The networks trying to adapt to these changes in the US television market. In the past, broadcasters were content simply to extend their research by allowing free carriage on cable and satellite. However, as subscription fees have grown in size and importance as a source of income in the US television industry, networks, such as CBS, have started to charge affiliate feeds too.
However, the highly competitive US market continues to evolve, and low barriers to entry bring high risks to the businesses involved. The new game changer, the internet, might bring pressure on the pay TV model. Content owners prefer to be aggregated in a bundle of channels through distributors like Comcast because that provides them valuable affiliate fees, but the internet has opened up the opportunity for the ala carte distribution of video programming. With consumers demanding more choice and customisation and the proliferation of free or low-price online video platforms, this might bring pressure on the more expensive pay TV model. Can MVPDs continue their current premium pricing to sustain premium content and the pay TV industry in the US with the rise of insurgent internet video platforms?
That might be the question in the mature, competitive US market, but emerging markets may develop in other ways. In the Middle East, pay TV via satellite is quite mature and very competitive. Although pay TV is on the rise in countries like Russia, it is a possibility that these markets will go immediately towards TV on the internet or at least delivered by internet technology. However, video programming delivered over the internet, IPTV, and paid content need not be mutually exclusive. As the American provider of on-demand internet streaming media, Netflix, has shown, though, online viewers are also willing to pay.
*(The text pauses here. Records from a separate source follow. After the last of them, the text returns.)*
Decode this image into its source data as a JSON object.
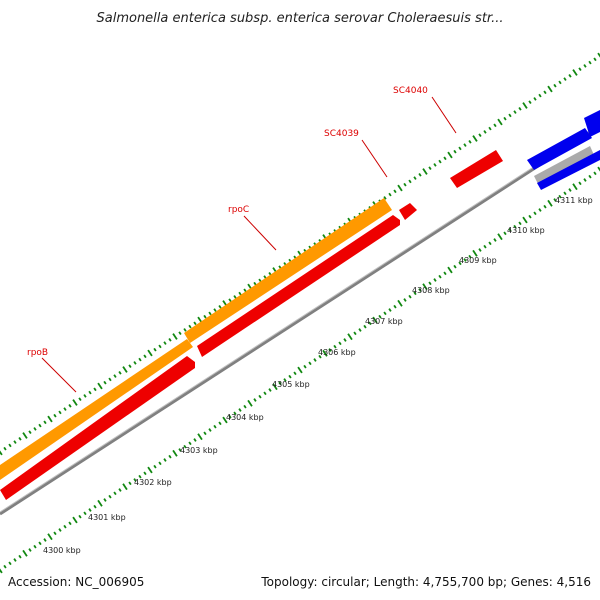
{
  "title": "Salmonella enterica subsp. enterica serovar Choleraesuis str...",
  "footer": {
    "accession": "Accession: NC_006905",
    "summary": "Topology: circular; Length: 4,755,700 bp; Genes: 4,516"
  },
  "colors": {
    "backbone": "#808080",
    "reverse_gene": "#ee0000",
    "forward_gene": "#ff9900",
    "other_gene": "#0000ee",
    "pseudo_gene": "#aaaaaa",
    "tick": "#118811",
    "label": "#dd0000"
  },
  "ruler_labels": [
    "4300 kbp",
    "4301 kbp",
    "4302 kbp",
    "4303 kbp",
    "4304 kbp",
    "4305 kbp",
    "4306 kbp",
    "4307 kbp",
    "4308 kbp",
    "4309 kbp",
    "4310 kbp",
    "4311 kbp"
  ],
  "gene_labels": [
    "rpoB",
    "rpoC",
    "SC4039",
    "SC4040"
  ]
}
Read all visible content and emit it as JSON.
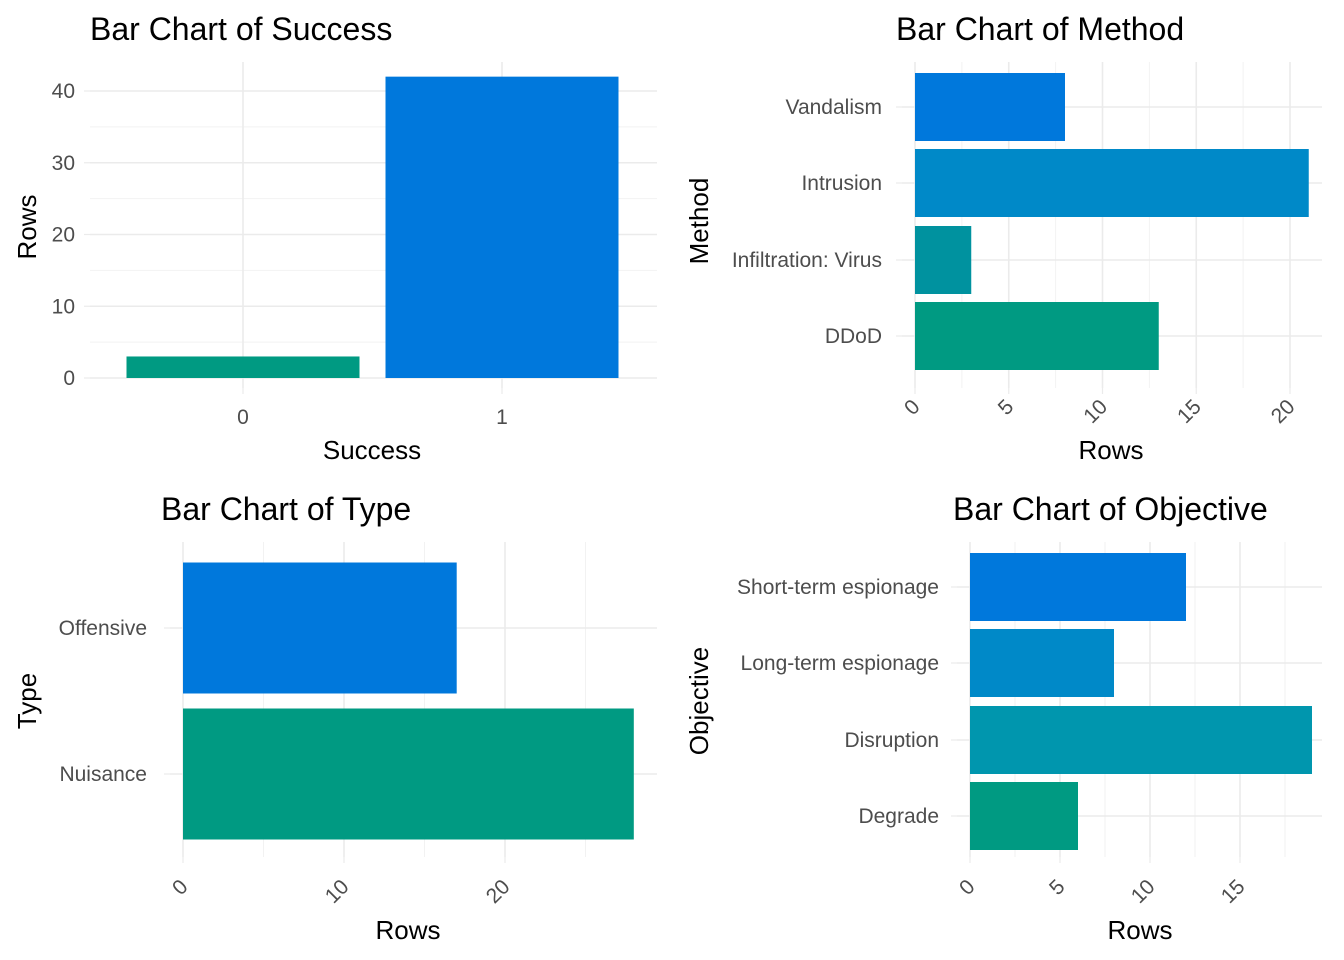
{
  "chart_data": [
    {
      "id": "success",
      "type": "bar",
      "orientation": "vertical",
      "title": "Bar Chart of Success",
      "xlabel": "Success",
      "ylabel": "Rows",
      "categories": [
        "0",
        "1"
      ],
      "values": [
        3,
        42
      ],
      "colors": [
        "#009a82",
        "#0078dc"
      ],
      "ylim": [
        0,
        44
      ],
      "ticks": [
        0,
        10,
        20,
        30,
        40
      ],
      "grid": true
    },
    {
      "id": "method",
      "type": "bar",
      "orientation": "horizontal",
      "title": "Bar Chart of Method",
      "xlabel": "Rows",
      "ylabel": "Method",
      "categories": [
        "DDoD",
        "Infiltration: Virus",
        "Intrusion",
        "Vandalism"
      ],
      "values": [
        13,
        3,
        21,
        8
      ],
      "colors": [
        "#009a82",
        "#00929f",
        "#0089c8",
        "#0078dc"
      ],
      "xlim": [
        0,
        21
      ],
      "ticks": [
        0,
        5,
        10,
        15,
        20
      ],
      "grid": true
    },
    {
      "id": "type",
      "type": "bar",
      "orientation": "horizontal",
      "title": "Bar Chart of Type",
      "xlabel": "Rows",
      "ylabel": "Type",
      "categories": [
        "Nuisance",
        "Offensive"
      ],
      "values": [
        28,
        17
      ],
      "colors": [
        "#009a82",
        "#0078dc"
      ],
      "xlim": [
        0,
        28
      ],
      "ticks": [
        0,
        10,
        20
      ],
      "grid": true
    },
    {
      "id": "objective",
      "type": "bar",
      "orientation": "horizontal",
      "title": "Bar Chart of Objective",
      "xlabel": "Rows",
      "ylabel": "Objective",
      "categories": [
        "Degrade",
        "Disruption",
        "Long-term espionage",
        "Short-term espionage"
      ],
      "values": [
        6,
        19,
        8,
        12
      ],
      "colors": [
        "#009a82",
        "#0096ae",
        "#0089c8",
        "#0078dc"
      ],
      "xlim": [
        0,
        19
      ],
      "ticks": [
        0,
        5,
        10,
        15
      ],
      "grid": true
    }
  ]
}
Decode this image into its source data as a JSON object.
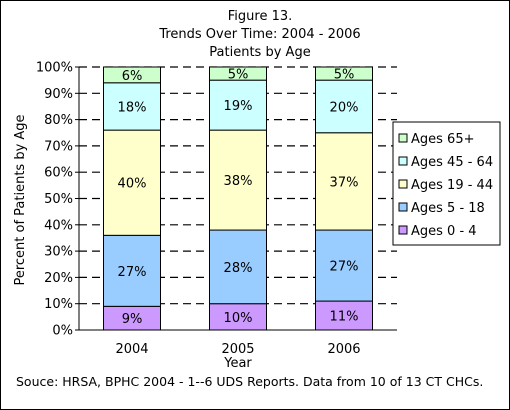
{
  "chart_data": {
    "type": "bar",
    "stacked": true,
    "title_lines": [
      "Figure 13.",
      "Trends Over Time: 2004 - 2006",
      "Patients by Age"
    ],
    "xlabel": "Year",
    "ylabel": "Percent of Patients by Age",
    "ylim": [
      0,
      100
    ],
    "yticks": [
      "0%",
      "10%",
      "20%",
      "30%",
      "40%",
      "50%",
      "60%",
      "70%",
      "80%",
      "90%",
      "100%"
    ],
    "categories": [
      "2004",
      "2005",
      "2006"
    ],
    "grid": "dashed horizontal",
    "legend_position": "right",
    "series": [
      {
        "name": "Ages 0 - 4",
        "color": "#cc99ff",
        "values": [
          9,
          10,
          11
        ],
        "labels": [
          "9%",
          "10%",
          "11%"
        ]
      },
      {
        "name": "Ages 5 - 18",
        "color": "#99ccff",
        "values": [
          27,
          28,
          27
        ],
        "labels": [
          "27%",
          "28%",
          "27%"
        ]
      },
      {
        "name": "Ages 19 - 44",
        "color": "#ffffcc",
        "values": [
          40,
          38,
          37
        ],
        "labels": [
          "40%",
          "38%",
          "37%"
        ]
      },
      {
        "name": "Ages 45 - 64",
        "color": "#ccffff",
        "values": [
          18,
          19,
          20
        ],
        "labels": [
          "18%",
          "19%",
          "20%"
        ]
      },
      {
        "name": "Ages 65+",
        "color": "#ccffcc",
        "values": [
          6,
          5,
          5
        ],
        "labels": [
          "6%",
          "5%",
          "5%"
        ]
      }
    ],
    "source": "Souce: HRSA, BPHC 2004 - 1--6 UDS Reports.  Data from 10 of 13 CT CHCs."
  }
}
Chinese online video providers, such as Tudou, are already buying and developing their own original programming to stand out in its very competitive market. Moreover, Tudou is starting to sell its programming to satellite TV providers.
Many of the dynamics that we found in our research of the US television market are playing out in markets around the world. With traditional television players as well as new players including newspapers, online video providers such as YouTube, Tudou and Amazon all developing an increasing amount of video programming, competition will increase for audiences. We suggest that video programming businesses in emerging countries, whether off or online-based, take a look at the underlying dynamics of the various American TV models and, while catering to local conditions, consider their opportunities for either charging viewers or carriers a fee for access to their content. Our research has shown that the purely ad based models can work for single channel operators when there is a wide enough audience that is valuable to advertisers, but for multichannel players, diversity in revenue looks like the most viable and attractive business model.